In this example diagram:
- D1 is an EXACT reuse (cyan contributor)
- A2 inherits the name from A1 according to the MAJORITY rule (light red contributor)
- B2 inherits the name from B1 (pink contributor), and C1 name disappears in the new classification and it is merged into B2 (light green).
- Z1 is created from NEWBORN members
- Y1 is an example of NEWNAME (yellow contributor)
A version increase indicates that the SHARED members have changed for that class. The version is kept the same if it is an EXACT reuse case.

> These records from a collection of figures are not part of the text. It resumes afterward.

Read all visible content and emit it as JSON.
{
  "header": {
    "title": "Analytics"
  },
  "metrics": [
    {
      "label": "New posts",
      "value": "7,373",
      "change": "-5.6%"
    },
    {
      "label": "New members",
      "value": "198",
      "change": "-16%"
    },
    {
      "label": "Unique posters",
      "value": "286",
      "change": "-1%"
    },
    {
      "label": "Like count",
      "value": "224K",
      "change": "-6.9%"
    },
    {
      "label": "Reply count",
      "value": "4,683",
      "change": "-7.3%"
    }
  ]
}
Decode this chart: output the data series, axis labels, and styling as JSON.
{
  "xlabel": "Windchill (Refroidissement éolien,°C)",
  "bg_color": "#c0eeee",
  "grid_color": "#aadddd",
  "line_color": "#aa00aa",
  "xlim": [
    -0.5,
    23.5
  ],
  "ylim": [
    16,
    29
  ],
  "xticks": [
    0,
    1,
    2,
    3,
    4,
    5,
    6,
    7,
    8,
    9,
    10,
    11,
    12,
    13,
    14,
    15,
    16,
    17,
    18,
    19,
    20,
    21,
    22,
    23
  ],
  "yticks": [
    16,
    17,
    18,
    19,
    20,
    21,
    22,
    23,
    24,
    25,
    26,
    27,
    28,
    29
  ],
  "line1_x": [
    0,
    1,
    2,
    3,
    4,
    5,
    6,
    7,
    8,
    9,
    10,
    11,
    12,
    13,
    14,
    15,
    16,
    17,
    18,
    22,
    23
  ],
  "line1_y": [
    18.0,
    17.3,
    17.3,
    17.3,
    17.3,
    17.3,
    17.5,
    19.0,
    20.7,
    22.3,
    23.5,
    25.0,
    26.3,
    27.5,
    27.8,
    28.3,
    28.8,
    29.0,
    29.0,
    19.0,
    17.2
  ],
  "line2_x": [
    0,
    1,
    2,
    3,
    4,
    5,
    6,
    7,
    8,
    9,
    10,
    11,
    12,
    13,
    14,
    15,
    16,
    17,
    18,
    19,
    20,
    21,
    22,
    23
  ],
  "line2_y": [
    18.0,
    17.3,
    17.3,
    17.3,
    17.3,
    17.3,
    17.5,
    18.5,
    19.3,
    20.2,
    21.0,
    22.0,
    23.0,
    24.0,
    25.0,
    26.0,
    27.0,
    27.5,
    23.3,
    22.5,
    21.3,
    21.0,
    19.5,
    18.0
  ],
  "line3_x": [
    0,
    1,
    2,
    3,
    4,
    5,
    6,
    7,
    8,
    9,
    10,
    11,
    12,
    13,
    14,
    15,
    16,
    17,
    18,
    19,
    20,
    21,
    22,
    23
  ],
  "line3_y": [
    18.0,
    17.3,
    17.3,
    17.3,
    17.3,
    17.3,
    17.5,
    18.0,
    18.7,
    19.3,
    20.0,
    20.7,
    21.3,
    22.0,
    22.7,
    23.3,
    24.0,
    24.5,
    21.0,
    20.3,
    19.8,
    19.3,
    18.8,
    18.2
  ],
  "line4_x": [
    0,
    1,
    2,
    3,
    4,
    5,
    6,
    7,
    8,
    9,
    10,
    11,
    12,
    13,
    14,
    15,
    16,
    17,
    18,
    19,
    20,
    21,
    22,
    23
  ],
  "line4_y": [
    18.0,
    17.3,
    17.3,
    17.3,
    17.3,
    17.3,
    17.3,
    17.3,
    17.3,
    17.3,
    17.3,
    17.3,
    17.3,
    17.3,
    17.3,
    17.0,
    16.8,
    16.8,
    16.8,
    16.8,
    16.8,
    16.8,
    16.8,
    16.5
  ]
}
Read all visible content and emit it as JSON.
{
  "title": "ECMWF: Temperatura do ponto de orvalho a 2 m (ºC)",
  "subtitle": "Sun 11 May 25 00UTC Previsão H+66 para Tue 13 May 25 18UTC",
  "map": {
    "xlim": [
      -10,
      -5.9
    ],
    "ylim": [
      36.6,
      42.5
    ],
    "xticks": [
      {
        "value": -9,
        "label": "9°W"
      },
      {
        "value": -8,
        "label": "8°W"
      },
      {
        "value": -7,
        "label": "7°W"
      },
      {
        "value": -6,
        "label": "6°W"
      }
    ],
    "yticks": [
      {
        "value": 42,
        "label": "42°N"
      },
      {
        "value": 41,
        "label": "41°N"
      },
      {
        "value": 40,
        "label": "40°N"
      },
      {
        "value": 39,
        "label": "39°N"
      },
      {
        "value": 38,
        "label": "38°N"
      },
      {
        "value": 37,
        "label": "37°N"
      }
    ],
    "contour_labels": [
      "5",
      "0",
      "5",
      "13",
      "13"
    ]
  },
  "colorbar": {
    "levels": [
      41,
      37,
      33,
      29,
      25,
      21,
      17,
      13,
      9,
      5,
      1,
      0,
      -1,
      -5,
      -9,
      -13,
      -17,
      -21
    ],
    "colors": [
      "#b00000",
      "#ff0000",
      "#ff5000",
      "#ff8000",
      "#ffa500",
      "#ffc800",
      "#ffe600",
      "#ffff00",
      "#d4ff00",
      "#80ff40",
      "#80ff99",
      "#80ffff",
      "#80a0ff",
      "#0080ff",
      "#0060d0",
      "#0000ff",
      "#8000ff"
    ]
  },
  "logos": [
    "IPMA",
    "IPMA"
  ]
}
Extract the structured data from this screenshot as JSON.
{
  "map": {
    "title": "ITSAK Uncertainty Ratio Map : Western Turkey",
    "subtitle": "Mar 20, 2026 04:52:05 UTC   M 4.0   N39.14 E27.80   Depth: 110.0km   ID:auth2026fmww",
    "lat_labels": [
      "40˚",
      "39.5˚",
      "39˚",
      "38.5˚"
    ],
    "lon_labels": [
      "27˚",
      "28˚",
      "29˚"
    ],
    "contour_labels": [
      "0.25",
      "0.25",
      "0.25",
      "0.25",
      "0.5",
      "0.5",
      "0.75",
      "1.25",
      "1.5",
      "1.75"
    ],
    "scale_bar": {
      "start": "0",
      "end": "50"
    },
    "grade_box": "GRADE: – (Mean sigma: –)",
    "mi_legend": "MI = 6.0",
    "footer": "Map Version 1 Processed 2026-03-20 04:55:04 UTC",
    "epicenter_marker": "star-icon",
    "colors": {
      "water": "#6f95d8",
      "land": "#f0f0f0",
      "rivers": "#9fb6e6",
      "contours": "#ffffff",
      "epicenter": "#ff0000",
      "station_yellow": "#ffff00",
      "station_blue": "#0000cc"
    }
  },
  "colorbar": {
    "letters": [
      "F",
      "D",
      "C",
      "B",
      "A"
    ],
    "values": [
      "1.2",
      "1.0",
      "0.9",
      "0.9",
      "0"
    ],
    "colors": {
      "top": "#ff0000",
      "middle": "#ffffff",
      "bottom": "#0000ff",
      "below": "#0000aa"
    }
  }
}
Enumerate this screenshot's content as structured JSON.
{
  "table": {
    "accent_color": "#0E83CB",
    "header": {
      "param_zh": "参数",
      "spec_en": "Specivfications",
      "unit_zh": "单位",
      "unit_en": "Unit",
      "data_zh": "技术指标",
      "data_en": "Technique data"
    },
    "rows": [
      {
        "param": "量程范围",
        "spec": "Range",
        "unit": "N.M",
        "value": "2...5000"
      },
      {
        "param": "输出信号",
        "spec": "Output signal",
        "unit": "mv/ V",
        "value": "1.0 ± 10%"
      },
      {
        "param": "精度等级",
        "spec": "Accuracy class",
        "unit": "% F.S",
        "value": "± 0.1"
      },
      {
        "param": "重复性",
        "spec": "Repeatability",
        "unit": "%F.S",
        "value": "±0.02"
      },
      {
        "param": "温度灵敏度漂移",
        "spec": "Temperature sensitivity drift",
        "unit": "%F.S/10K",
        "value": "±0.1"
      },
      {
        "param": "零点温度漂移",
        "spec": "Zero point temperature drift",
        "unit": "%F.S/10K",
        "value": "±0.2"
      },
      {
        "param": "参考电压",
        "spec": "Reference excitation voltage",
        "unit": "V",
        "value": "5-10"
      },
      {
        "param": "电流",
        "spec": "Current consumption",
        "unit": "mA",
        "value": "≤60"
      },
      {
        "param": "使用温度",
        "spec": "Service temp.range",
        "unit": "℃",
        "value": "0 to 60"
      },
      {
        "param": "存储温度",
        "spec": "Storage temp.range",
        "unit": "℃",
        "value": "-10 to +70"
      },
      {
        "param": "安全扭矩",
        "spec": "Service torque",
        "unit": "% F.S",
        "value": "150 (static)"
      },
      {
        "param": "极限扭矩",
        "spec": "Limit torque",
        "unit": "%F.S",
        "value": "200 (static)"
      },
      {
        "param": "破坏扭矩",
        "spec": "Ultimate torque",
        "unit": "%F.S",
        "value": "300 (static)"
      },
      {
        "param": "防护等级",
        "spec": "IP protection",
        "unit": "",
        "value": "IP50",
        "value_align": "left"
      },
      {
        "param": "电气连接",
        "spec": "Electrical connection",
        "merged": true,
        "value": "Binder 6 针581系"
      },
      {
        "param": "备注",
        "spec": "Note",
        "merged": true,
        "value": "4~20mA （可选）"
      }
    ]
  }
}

For example, in the GeneTrees:
a) If a genetree with 50 members in release 56 turns into a genetree with 49+2 members in release 57, 49 being SHARED and 2 being NEWBORN, the version will change.
b) If a genetree with 50 members in release 56 turns into a genetree with 48+2 members in release 57, 48 being SHARED and 2 being NEWBORN, the version will change, even though the total number of members is the same.
c) If a genetree with 48+2 members in release 56 turns into a genetree with 48 members in release 57, 48 being SHARED and 2 being DISAPPEARING (e.g. updated genebuild that deletes some members), the version will be the same.
d) If a genetree with 48+2 members in release 56 turns into a genetree with 48+3 members in release 57, 48 being SHARED, 2 being DISAPPEARING and 3 being NEWBORN, the version will be the same.